From: Peter Eisentraut on
On sön, 2010-03-28 at 23:24 -0400, Joseph Adams wrote:
> Thus, here's an example of how (in my opinion) character sets and such
> should be handled in the JSON code:
>
> Suppose the client's encoding is UTF-16, and the server's encoding is
> Latin-1. When JSON is stored to the database:
> 1. The client is responsible and sends a valid UTF-16 JSON string.
> 2. PostgreSQL checks to make sure it is valid UTF-16, then converts
> it to UTF-8.
> 3. The JSON code parses it (to ensure it's valid).
> 4. The JSON code unparses it (to get a representation without
> needless whitespace).
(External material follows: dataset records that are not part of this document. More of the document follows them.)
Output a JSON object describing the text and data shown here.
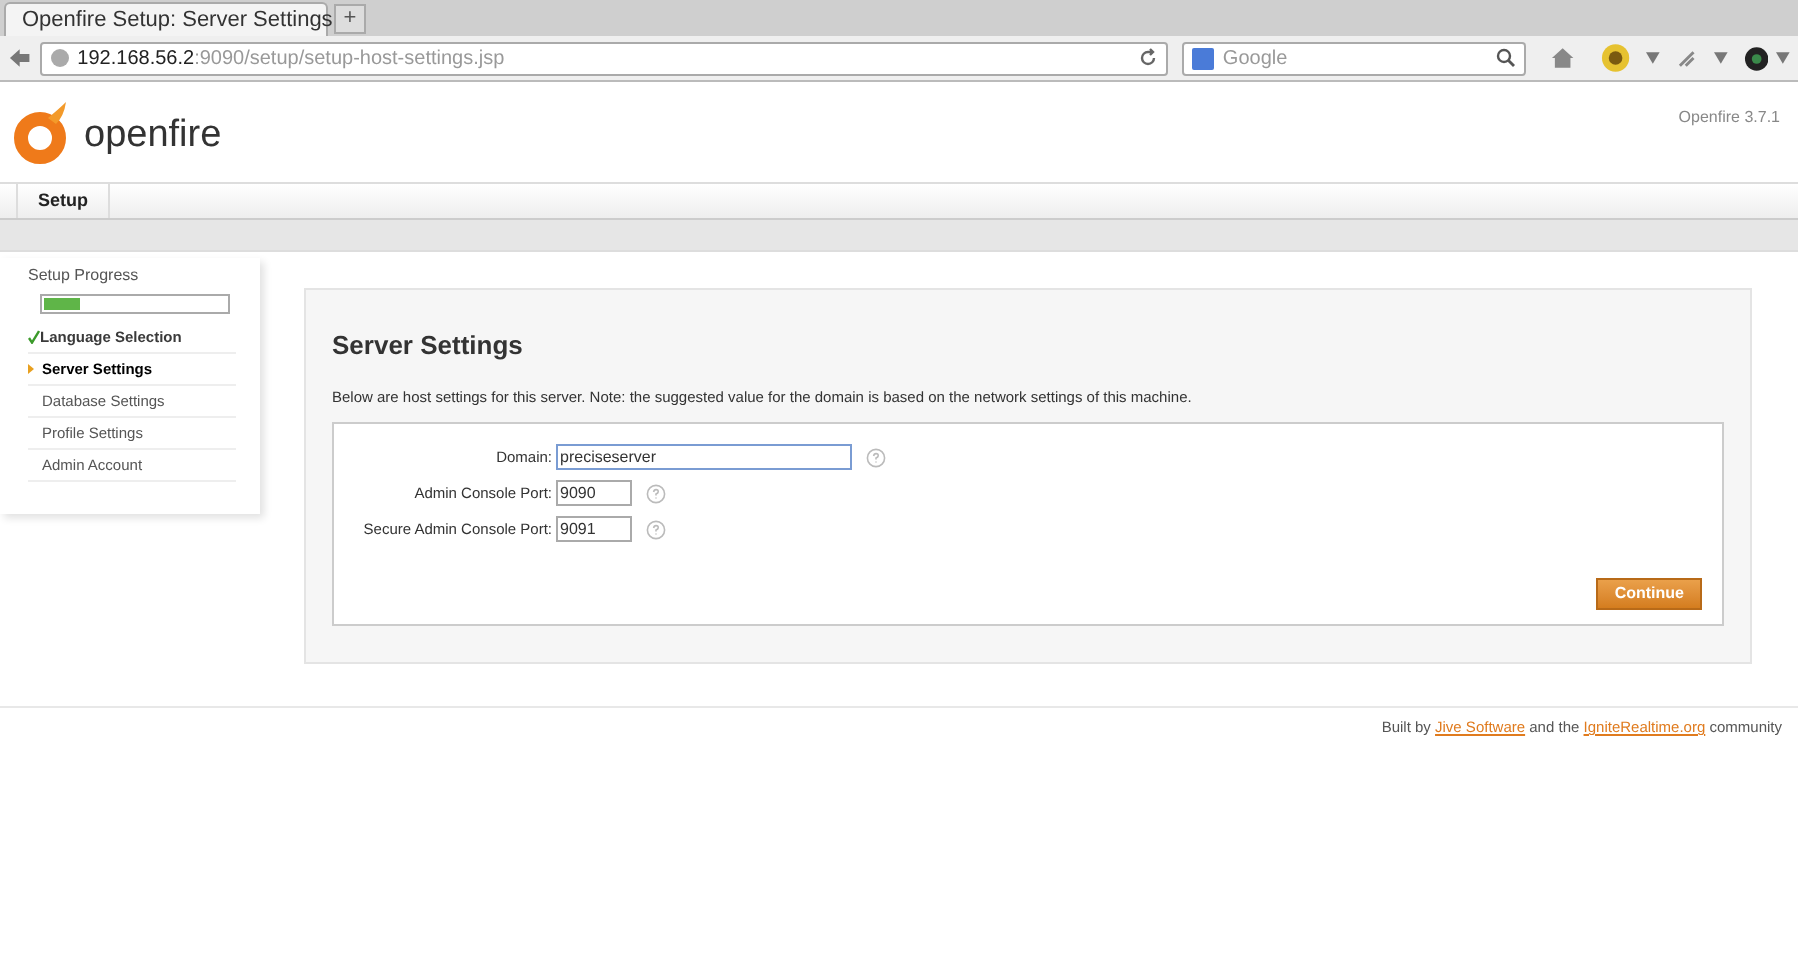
{
  "browser": {
    "tab_title": "Openfire Setup: Server Settings",
    "new_tab": "+",
    "url_host": "192.168.56.2",
    "url_path": ":9090/setup/setup-host-settings.jsp",
    "search_placeholder": "Google"
  },
  "header": {
    "logo_text": "openfire",
    "version": "Openfire 3.7.1"
  },
  "nav_tabs": [
    {
      "label": "Setup",
      "selected": true
    }
  ],
  "sidebar": {
    "title": "Setup Progress",
    "level": 0.2,
    "steps": [
      {
        "label": "Language Selection",
        "completed": true,
        "selected": false
      },
      {
        "label": "Server Settings",
        "completed": false,
        "selected": true
      },
      {
        "label": "Database Settings",
        "completed": false,
        "selected": false
      },
      {
        "label": "Profile Settings",
        "completed": false,
        "selected": false
      },
      {
        "label": "Admin Account",
        "completed": false,
        "selected": false
      }
    ]
  },
  "main": {
    "title": "Server Settings",
    "description": "Below are host settings for this server. Note: the suggested value for the domain is based on the network settings of this machine.",
    "fields": [
      {
        "label": "Domain:",
        "value": "preciseserver",
        "kind": "wide",
        "focused": true
      },
      {
        "label": "Admin Console Port:",
        "value": "9090",
        "kind": "short",
        "focused": false
      },
      {
        "label": "Secure Admin Console Port:",
        "value": "9091",
        "kind": "short",
        "focused": false
      }
    ],
    "button": "Continue"
  },
  "footer": {
    "before": "Built by",
    "link_1": "Jive Software",
    "middle": "and the",
    "link_2": "IgniteRealtime.org",
    "after": "community"
  }
}
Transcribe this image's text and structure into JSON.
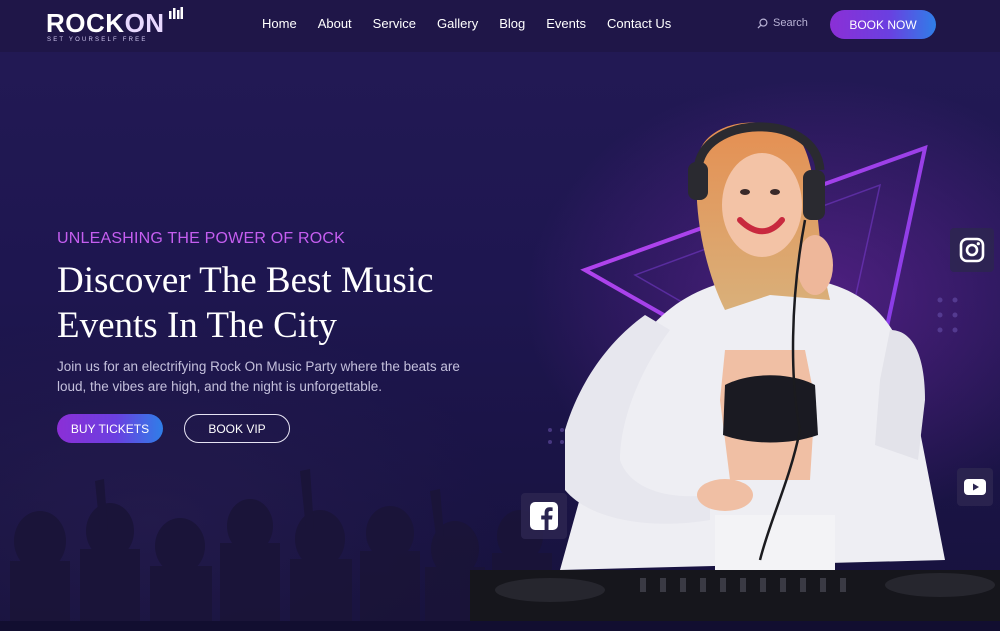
{
  "brand": {
    "logo_rock": "ROCK",
    "logo_on": "ON",
    "tagline": "SET YOURSELF FREE"
  },
  "nav": {
    "items": [
      {
        "label": "Home"
      },
      {
        "label": "About"
      },
      {
        "label": "Service"
      },
      {
        "label": "Gallery"
      },
      {
        "label": "Blog"
      },
      {
        "label": "Events"
      },
      {
        "label": "Contact Us"
      }
    ]
  },
  "search": {
    "label": "Search",
    "icon": "search-icon"
  },
  "header": {
    "cta_label": "BOOK NOW"
  },
  "hero": {
    "eyebrow": "UNLEASHING THE POWER OF ROCK",
    "title_line1": "Discover The Best Music",
    "title_line2": "Events In The City",
    "description": "Join us for an electrifying Rock On Music Party where the beats are loud, the vibes are high, and the night is unforgettable.",
    "primary_button": "BUY TICKETS",
    "secondary_button": "BOOK VIP"
  },
  "social": {
    "facebook_icon": "facebook-icon",
    "instagram_icon": "instagram-icon",
    "youtube_icon": "youtube-icon"
  },
  "colors": {
    "accent_purple": "#8b2fd6",
    "accent_blue": "#2f7ee8",
    "eyebrow": "#c55ef0",
    "background": "#1e1650"
  }
}
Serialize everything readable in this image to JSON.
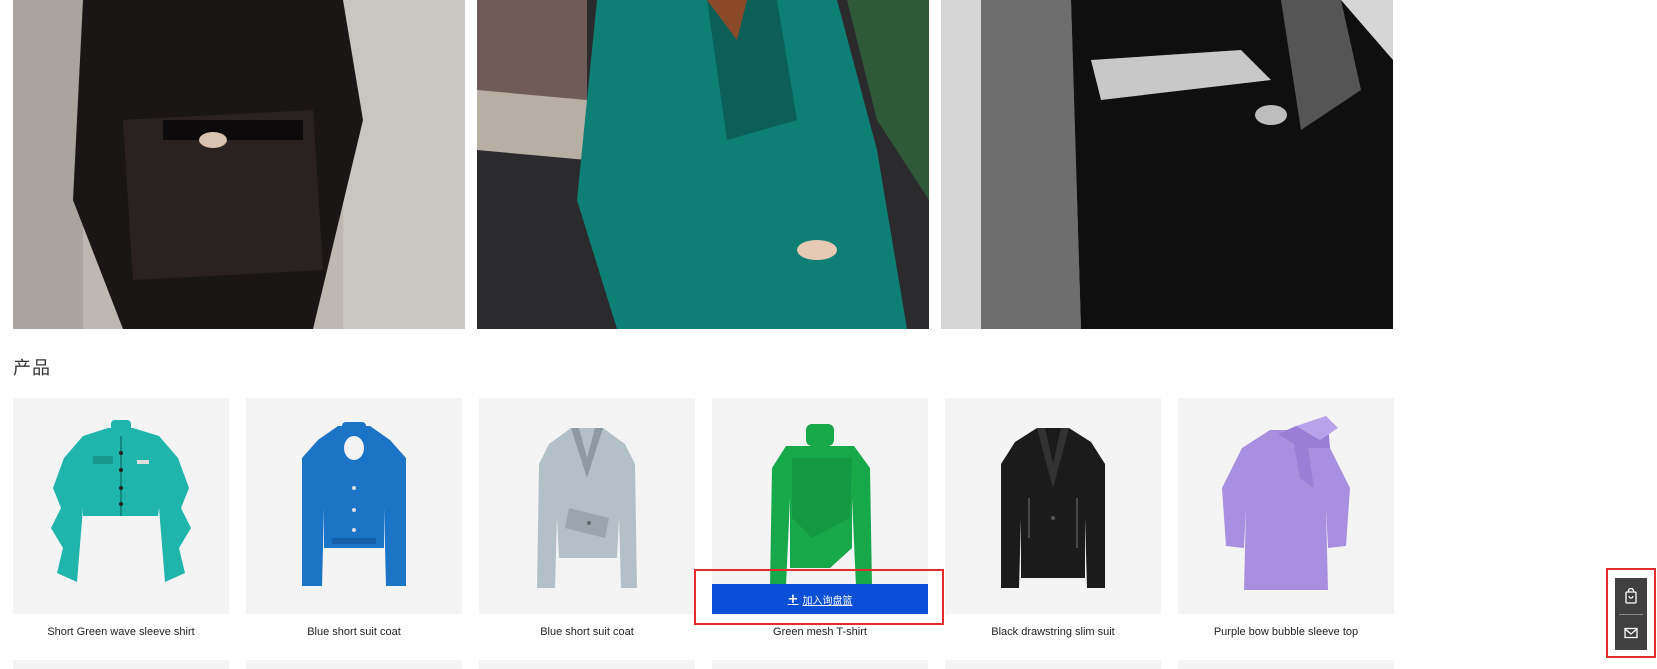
{
  "section": {
    "title": "产品"
  },
  "hero_images": [
    {
      "name": "black-leather-outfit-photo"
    },
    {
      "name": "teal-suit-photo"
    },
    {
      "name": "bw-tweed-jacket-photo"
    }
  ],
  "products": [
    {
      "name": "Short Green wave sleeve shirt",
      "color": "#1fb5ad"
    },
    {
      "name": "Blue short suit coat",
      "color": "#1c74c7"
    },
    {
      "name": "Blue short suit coat",
      "color": "#b4c0c8"
    },
    {
      "name": "Green mesh T-shirt",
      "color": "#17a84a"
    },
    {
      "name": "Black drawstring slim suit",
      "color": "#1b1b1b"
    },
    {
      "name": "Purple bow bubble sleeve top",
      "color": "#a88fe0"
    }
  ],
  "inquiry": {
    "plus": "+",
    "label": "加入询盘篮"
  },
  "side_panel": {
    "icons": [
      "shopping-bag-icon",
      "mail-icon"
    ]
  },
  "colors": {
    "accent": "#0a4fd6",
    "highlight": "#e32c2c",
    "panel": "#404040"
  }
}
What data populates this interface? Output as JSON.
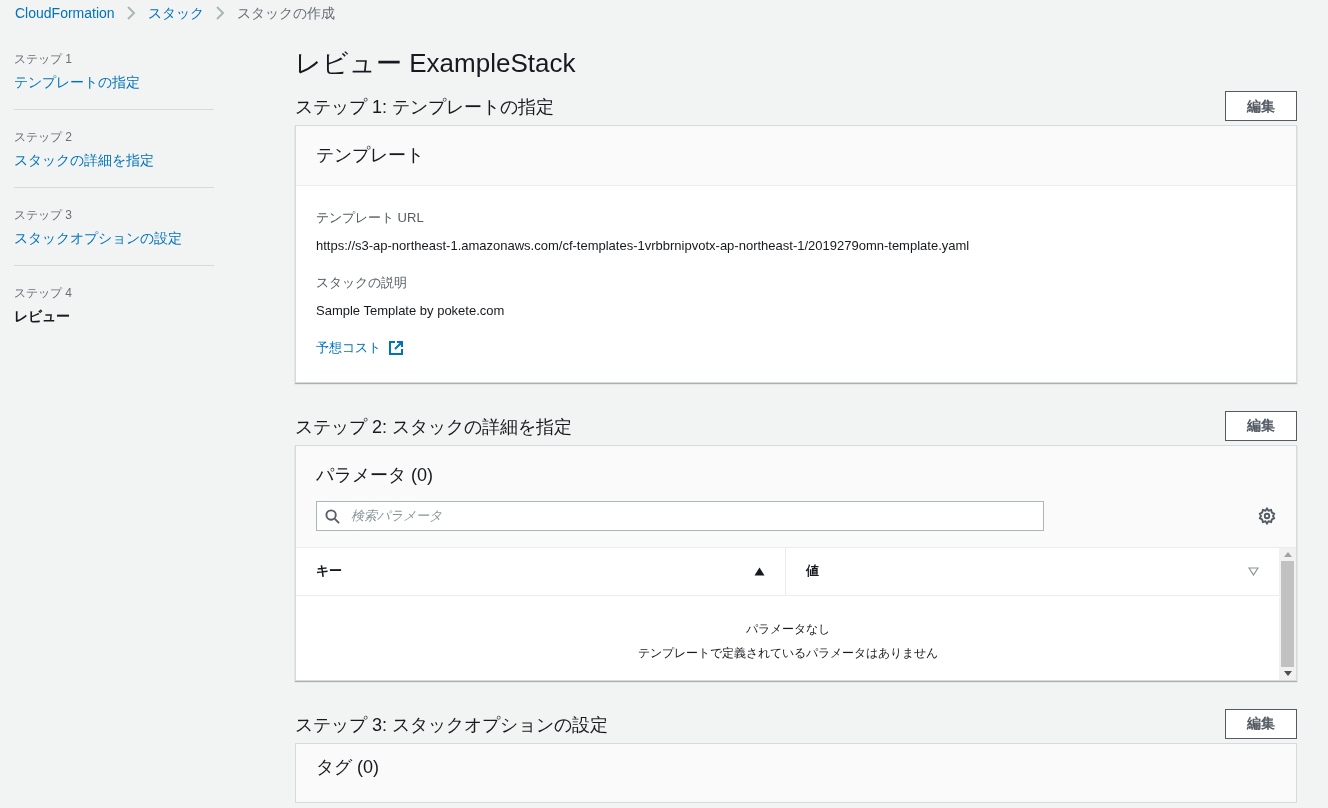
{
  "breadcrumb": [
    {
      "label": "CloudFormation",
      "link": true
    },
    {
      "label": "スタック",
      "link": true
    },
    {
      "label": "スタックの作成",
      "link": false
    }
  ],
  "steps": [
    {
      "label": "ステップ 1",
      "title": "テンプレートの指定",
      "selected": false
    },
    {
      "label": "ステップ 2",
      "title": "スタックの詳細を指定",
      "selected": false
    },
    {
      "label": "ステップ 3",
      "title": "スタックオプションの設定",
      "selected": false
    },
    {
      "label": "ステップ 4",
      "title": "レビュー",
      "selected": true
    }
  ],
  "page_title": "レビュー ExampleStack",
  "sections": [
    {
      "heading": "ステップ 1: テンプレートの指定",
      "edit_button": "編集",
      "card": {
        "kind": "details",
        "title": "テンプレート",
        "fields": [
          {
            "label": "テンプレート URL",
            "value": "https://s3-ap-northeast-1.amazonaws.com/cf-templates-1vrbbrnipvotx-ap-northeast-1/2019279omn-template.yaml"
          },
          {
            "label": "スタックの説明",
            "value": "Sample Template by pokete.com"
          }
        ],
        "link": "予想コスト"
      }
    },
    {
      "heading": "ステップ 2: スタックの詳細を指定",
      "edit_button": "編集",
      "card": {
        "kind": "table",
        "title": "パラメータ (0)",
        "search": {
          "placeholder": "検索パラメータ"
        },
        "columns": [
          {
            "label": "キー",
            "sorted": true
          },
          {
            "label": "値",
            "sorted": false
          }
        ],
        "empty_title": "パラメータなし",
        "empty_text": "テンプレートで定義されているパラメータはありません"
      }
    },
    {
      "heading": "ステップ 3: スタックオプションの設定",
      "edit_button": "編集",
      "card": {
        "kind": "header",
        "title": "タグ (0)"
      }
    }
  ]
}
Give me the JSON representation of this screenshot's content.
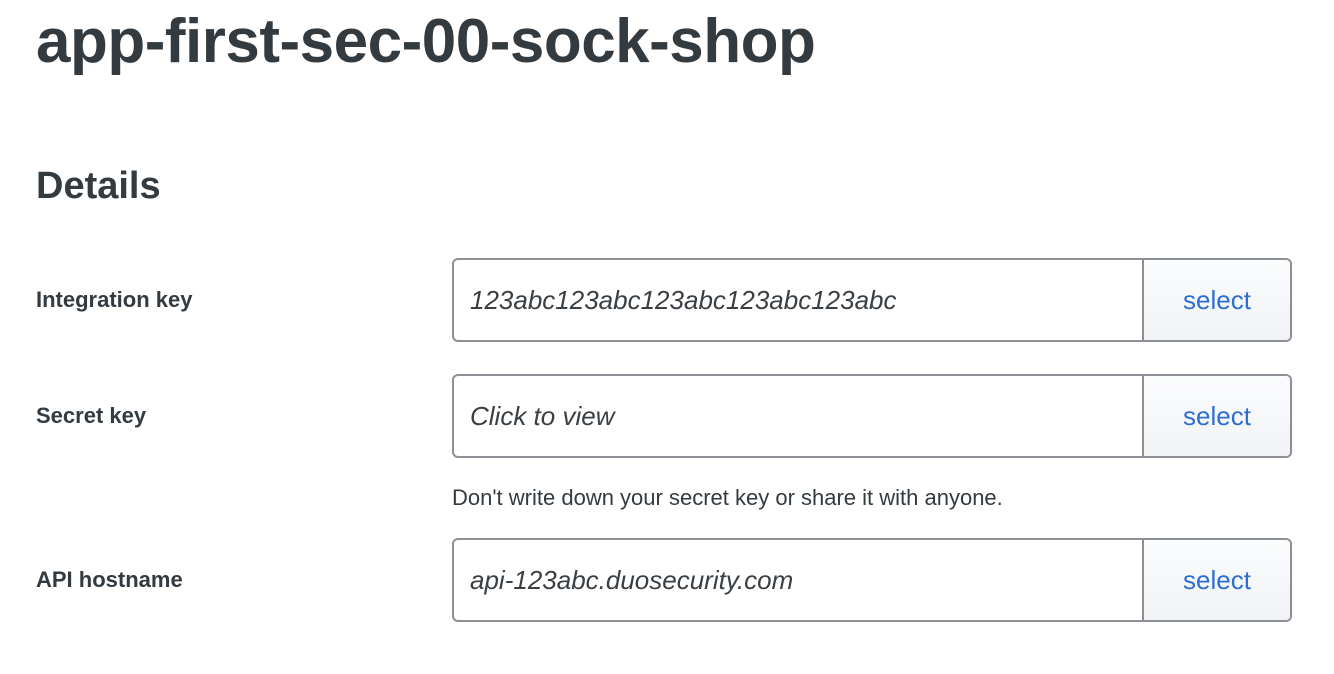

It is given a flag indicating it should only
> output ASCII text.
> 5. The ASCII is stored in the server, since it is valid Latin-1.
>
> When JSON is retrieved from the database:
> 1. ASCII is retrieved from the server
> 2. If user needs to extract one or more fields, the JSON is parsed,
> and the fields are extracted.
> 3. Otherwise, the JSON text is converted to UTF-16 and sent to the client.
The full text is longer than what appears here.